Já pensaste nisso? A maior parte das vezes, a alternativa mais fácil é precisamente
ficar. A permanência é mais fácil, a continuidade é mais fácil. Uma fuga é uma
quebra da ordem, um desafio à ordem. Exige coragem, não achas?»
«Não
sei. Nunca tinha pensado nisso.»
«Não?
Nunca pensas em fugir?»
«Queres
que te diga a verdade? Todos os dias penso em fugir.»
«De
quê?»
«Nem
sei. É preciso fugir de alguma coisa?»
«Geralmente,
fugimos porque algo nos persegue. E a maior parte das vezes esse algo somos nós
próprios.
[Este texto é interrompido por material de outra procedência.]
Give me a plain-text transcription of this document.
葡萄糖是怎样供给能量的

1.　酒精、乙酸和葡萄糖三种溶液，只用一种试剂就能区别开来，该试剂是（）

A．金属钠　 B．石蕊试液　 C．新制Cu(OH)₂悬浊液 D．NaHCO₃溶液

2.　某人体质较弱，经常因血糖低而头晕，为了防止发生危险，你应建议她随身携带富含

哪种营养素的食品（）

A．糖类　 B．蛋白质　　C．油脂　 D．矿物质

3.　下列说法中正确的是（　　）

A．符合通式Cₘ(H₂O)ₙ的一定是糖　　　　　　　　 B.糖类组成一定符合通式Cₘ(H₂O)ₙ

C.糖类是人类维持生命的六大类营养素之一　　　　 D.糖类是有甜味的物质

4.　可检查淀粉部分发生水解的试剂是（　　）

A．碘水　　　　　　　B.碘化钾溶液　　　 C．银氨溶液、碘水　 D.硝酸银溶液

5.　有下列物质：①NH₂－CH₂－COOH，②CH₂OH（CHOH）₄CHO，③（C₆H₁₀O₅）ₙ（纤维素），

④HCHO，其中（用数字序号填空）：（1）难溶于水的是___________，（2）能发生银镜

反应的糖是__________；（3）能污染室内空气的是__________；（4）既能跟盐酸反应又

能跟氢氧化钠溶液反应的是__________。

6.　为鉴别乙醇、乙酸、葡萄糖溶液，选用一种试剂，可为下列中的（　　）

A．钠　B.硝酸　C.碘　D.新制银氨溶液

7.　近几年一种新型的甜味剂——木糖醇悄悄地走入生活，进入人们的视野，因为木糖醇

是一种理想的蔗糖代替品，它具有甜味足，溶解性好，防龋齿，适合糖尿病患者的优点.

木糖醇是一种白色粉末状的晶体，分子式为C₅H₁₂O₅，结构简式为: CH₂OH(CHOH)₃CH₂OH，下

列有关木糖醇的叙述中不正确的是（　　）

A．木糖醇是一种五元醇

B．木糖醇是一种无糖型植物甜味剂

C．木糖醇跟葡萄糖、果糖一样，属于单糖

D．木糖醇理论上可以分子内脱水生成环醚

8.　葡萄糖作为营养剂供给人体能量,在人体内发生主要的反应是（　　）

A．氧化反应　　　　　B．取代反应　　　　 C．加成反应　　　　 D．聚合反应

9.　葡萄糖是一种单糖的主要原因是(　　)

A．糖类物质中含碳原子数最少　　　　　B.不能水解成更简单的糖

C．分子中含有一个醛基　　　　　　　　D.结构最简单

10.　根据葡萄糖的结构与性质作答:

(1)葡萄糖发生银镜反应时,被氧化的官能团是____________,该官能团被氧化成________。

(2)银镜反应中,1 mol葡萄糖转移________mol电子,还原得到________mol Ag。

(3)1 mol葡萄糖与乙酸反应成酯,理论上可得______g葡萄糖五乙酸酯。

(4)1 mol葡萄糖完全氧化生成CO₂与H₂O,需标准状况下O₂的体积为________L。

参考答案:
Somos nós que nos perseguimos, que forçamos a nossa própria fuga.»
«Isso
parece-me demasiado filosófico. E dizem que a filosofia é a ciência do saber
pensar mas cá para mim é a ciência do conseguir complicar. É verdade que não
reflecti sobre isto mas parece-me simples. A necessidade de fuga pode ser um mero
desejo de estar noutro lado, não? Quero estar ali e não aqui, apenas isso. E
provavelmente quando chegar ali percebo que já não quero estar lá.»
«É
assim que se passa contigo?»
«Por
vezes, é. Ou melhor, acho que é o que se passa sempre. Mas já me habituei a não
reparar, a fingir que não percebo.»
«A tua
vida é um fingimento?»
«Não
poupas nas perguntas, tu.»
«Desculpa.»
«Não
faz mal.»
«E
então? É?»
«Gosto
de ti. Quero impressionar-te, quero seduzir-te, quero agradar-te; porque gostaria
que também gostasses de mim. Parece simples, não achas? E no fundo podemos
reduzir tudo a isso: à necessidade de ser gostado. Queremos que gostem de nós.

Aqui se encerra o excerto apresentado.